PORTO ALEGRE, RS (FOLHAPRESS) – Um incêndio ocorrido no domingo (3) em uma das aldeias do Parque Indígena do Xingu, em Mato Grosso, deixou cerca de 60 indígenas desabrigados e causou comoção na comitiva que levará um de seus representantes à COP28 (conferência da ONU sobre mudanças climáticas), em Dubai, nos Emirados Árabes Unidos.
A aldeia Ulupuwene é composta por 18 casas que abrigam cerca de dez pessoas em cada uma e são construídas em madeira e sapê, nos mesmos moldes há mais de 300 anos.
Seis delas foram completamente destruídas pelas chamas, incluindo uma que abrigava um coordenador da Funai (Fundação Nacional dos Povos Indígenas) na região, deixando cerca de 60 pessoas desabrigadas–cerca de um terço da população da aldeia. O fogo começou com a queda de um raio.
Com o fogo, as famílias perderam documentos, redes, cobertores, alimentos, equipamentos, artefatos sagrados, objetos rituais e artesanatos. Não houve feridos. Como a aldeia fica isolada, a mais de nove horas da cidade mais próxima, Canarana (MT), o incêndio só foi comunicado nesta segunda (5).

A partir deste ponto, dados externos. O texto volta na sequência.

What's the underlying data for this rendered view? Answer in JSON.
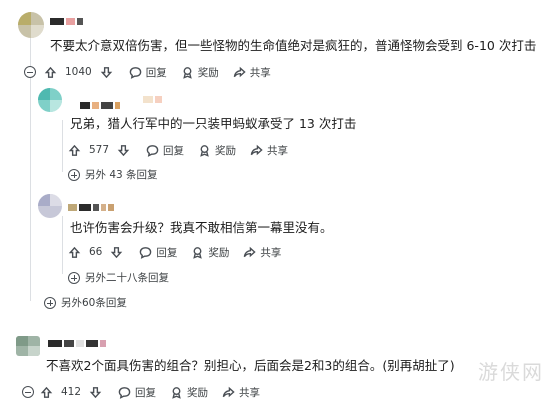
{
  "comments": [
    {
      "text": "不要太介意双倍伤害，但一些怪物的生命值绝对是疯狂的，普通怪物会受到 6-10 次打击",
      "votes": "1040",
      "reply_label": "回复",
      "award_label": "奖励",
      "share_label": "共享"
    },
    {
      "text": "兄弟，猎人行军中的一只装甲蚂蚁承受了 13 次打击",
      "votes": "577",
      "reply_label": "回复",
      "award_label": "奖励",
      "share_label": "共享",
      "more_replies": "另外 43 条回复"
    },
    {
      "text": "也许伤害会升级？我真不敢相信第一幕里没有。",
      "votes": "66",
      "reply_label": "回复",
      "award_label": "奖励",
      "share_label": "共享",
      "more_replies": "另外二十八条回复"
    },
    {
      "text": "不喜欢2个面具伤害的组合？别担心，后面会是2和3的组合。(别再胡扯了)",
      "votes": "412",
      "reply_label": "回复",
      "award_label": "奖励",
      "share_label": "共享"
    }
  ],
  "thread_more_replies": "另外60条回复",
  "watermark": "游侠网",
  "icons": {
    "upvote": "arrow-up-icon",
    "downvote": "arrow-down-icon",
    "reply": "speech-bubble-icon",
    "award": "award-icon",
    "share": "share-arrow-icon",
    "collapse": "minus-circle-icon",
    "expand": "plus-circle-icon"
  }
}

Um dos membros da aldeia é o cineasta e fotógrafo indígena Piratá Waurá, da etnia waujá. Ele soube do incidente enquanto estava em Londres, hospedado pela ONG People’s Palace Projects, em uma escala da viagem até a Dubai, cidade que recebeu a COP28. A irmã de Piratá foi uma das pessoas que perderam seus pertences.

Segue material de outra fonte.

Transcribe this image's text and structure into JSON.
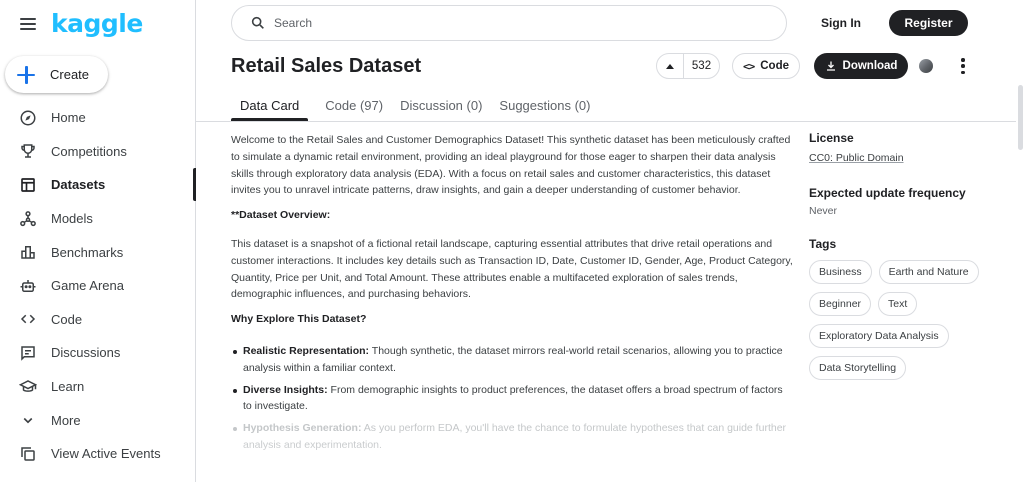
{
  "brand": {
    "name": "kaggle",
    "color": "#20beff"
  },
  "sidebar": {
    "create_label": "Create",
    "items": [
      {
        "label": "Home",
        "icon": "compass-icon"
      },
      {
        "label": "Competitions",
        "icon": "trophy-icon"
      },
      {
        "label": "Datasets",
        "icon": "table-icon",
        "active": true
      },
      {
        "label": "Models",
        "icon": "models-icon"
      },
      {
        "label": "Benchmarks",
        "icon": "bar-chart-icon"
      },
      {
        "label": "Game Arena",
        "icon": "robot-icon"
      },
      {
        "label": "Code",
        "icon": "code-icon"
      },
      {
        "label": "Discussions",
        "icon": "discussion-icon"
      },
      {
        "label": "Learn",
        "icon": "school-icon"
      },
      {
        "label": "More",
        "icon": "chevron-down-icon"
      },
      {
        "label": "View Active Events",
        "icon": "events-icon"
      }
    ]
  },
  "header": {
    "search_placeholder": "Search",
    "signin_label": "Sign In",
    "register_label": "Register"
  },
  "dataset": {
    "title": "Retail Sales Dataset",
    "upvotes": "532",
    "code_label": "Code",
    "download_label": "Download"
  },
  "tabs": [
    {
      "label": "Data Card",
      "active": true
    },
    {
      "label": "Code (97)"
    },
    {
      "label": "Discussion (0)"
    },
    {
      "label": "Suggestions (0)"
    }
  ],
  "content": {
    "intro": "Welcome to the Retail Sales and Customer Demographics Dataset! This synthetic dataset has been meticulously crafted to simulate a dynamic retail environment, providing an ideal playground for those eager to sharpen their data analysis skills through exploratory data analysis (EDA). With a focus on retail sales and customer characteristics, this dataset invites you to unravel intricate patterns, draw insights, and gain a deeper understanding of customer behavior.",
    "overview_heading": "**Dataset Overview:",
    "overview_text": "This dataset is a snapshot of a fictional retail landscape, capturing essential attributes that drive retail operations and customer interactions. It includes key details such as Transaction ID, Date, Customer ID, Gender, Age, Product Category, Quantity, Price per Unit, and Total Amount. These attributes enable a multifaceted exploration of sales trends, demographic influences, and purchasing behaviors.",
    "why_heading": "Why Explore This Dataset?",
    "bullets": [
      {
        "title": "Realistic Representation:",
        "text": " Though synthetic, the dataset mirrors real-world retail scenarios, allowing you to practice analysis within a familiar context."
      },
      {
        "title": "Diverse Insights:",
        "text": " From demographic insights to product preferences, the dataset offers a broad spectrum of factors to investigate."
      },
      {
        "title": "Hypothesis Generation:",
        "text": " As you perform EDA, you'll have the chance to formulate hypotheses that can guide further analysis and experimentation."
      }
    ]
  },
  "panel": {
    "license_heading": "License",
    "license_value": "CC0: Public Domain",
    "frequency_heading": "Expected update frequency",
    "frequency_value": "Never",
    "tags_heading": "Tags",
    "tags": [
      "Business",
      "Earth and Nature",
      "Beginner",
      "Text",
      "Exploratory Data Analysis",
      "Data Storytelling"
    ]
  }
}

No próximo sábado (9), Piratá se apresentará no Resilience Hub, espaço da COP dedicado a mostrar exemplos de estratégias de resiliência de comunidades ameaçadas. Ele apresentará o caso de uma gruta sagrada para os povos do Alto Xingu que teve as inscrições em pedra destruídas em 2018 e está sendo reconstruída.

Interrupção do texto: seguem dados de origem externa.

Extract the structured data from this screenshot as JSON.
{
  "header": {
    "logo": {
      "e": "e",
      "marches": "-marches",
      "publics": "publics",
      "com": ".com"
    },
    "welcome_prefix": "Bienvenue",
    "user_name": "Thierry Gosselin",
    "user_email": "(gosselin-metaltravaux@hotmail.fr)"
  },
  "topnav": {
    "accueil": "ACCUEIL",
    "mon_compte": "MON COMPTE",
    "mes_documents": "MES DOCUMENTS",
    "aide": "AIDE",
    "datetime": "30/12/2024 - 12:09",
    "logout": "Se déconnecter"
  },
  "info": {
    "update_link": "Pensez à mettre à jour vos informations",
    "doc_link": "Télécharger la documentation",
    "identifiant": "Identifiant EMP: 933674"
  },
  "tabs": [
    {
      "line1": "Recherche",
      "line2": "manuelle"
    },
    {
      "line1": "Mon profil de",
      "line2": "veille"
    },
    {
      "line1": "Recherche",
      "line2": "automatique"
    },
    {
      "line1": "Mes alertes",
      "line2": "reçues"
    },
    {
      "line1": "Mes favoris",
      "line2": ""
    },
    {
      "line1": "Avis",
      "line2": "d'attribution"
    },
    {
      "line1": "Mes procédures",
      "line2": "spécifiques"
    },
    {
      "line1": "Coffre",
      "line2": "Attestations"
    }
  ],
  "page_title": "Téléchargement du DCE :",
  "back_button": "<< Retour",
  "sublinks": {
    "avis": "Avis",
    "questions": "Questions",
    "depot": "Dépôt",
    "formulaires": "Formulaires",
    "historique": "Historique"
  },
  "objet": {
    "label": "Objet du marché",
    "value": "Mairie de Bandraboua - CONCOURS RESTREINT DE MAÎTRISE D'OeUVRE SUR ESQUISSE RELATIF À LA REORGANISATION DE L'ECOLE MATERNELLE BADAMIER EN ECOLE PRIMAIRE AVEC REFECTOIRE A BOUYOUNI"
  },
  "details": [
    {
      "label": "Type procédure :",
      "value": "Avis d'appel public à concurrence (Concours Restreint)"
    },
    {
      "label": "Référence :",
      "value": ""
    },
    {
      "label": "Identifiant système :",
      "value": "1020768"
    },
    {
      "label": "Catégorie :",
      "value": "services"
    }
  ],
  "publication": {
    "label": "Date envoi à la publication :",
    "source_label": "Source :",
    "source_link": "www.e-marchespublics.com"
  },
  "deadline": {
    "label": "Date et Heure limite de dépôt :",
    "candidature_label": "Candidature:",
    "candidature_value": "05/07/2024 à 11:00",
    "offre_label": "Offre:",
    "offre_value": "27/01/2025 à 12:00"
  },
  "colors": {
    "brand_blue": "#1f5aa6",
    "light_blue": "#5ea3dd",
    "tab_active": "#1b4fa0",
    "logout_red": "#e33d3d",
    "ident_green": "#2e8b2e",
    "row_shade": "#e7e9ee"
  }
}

Conforme a People’s Palace Projects, o incêndio tem relação com as mudanças climáticas em curso. A esta altura do ano, seria esperado que a região do Alto Xingu, que fica na transição entre a floresta amazônica e o cerrado, estivesse passando pela estação de chuvas desde o final de outubro.
Em vez disso, a seca continua –interrompida eventualmente por tempestades curtas e violentas. Na de domingo, em que houve raios, um deles atingiu o sapê, material facilmente inflamável. Em seguida, a ausência de chuva dificultou o combate às chamas.
A comunidade indígena também prevê dificuldade na reconstrução das casas. Segundo a Associação Indígena Ulupuene, o tempo de construção de uma casa nesses moldes é superior a um ano e a palha de sapê, material utilizado para a cobertura, está escassa no território.
Só haverá sapê o suficiente para colheita após o período das chuvas. Na melhor das previsões, em maio de 2024.
Há duas campanhas online para ajudar a aldeia Ulupuwene, uma internacional, mobilizada pela People’s Palace Projects, e outra organizada pela associação local. Os primeiros R$ 3.500 arrecadados pela ONG internacional já foram enviados para a compra de mantimentos.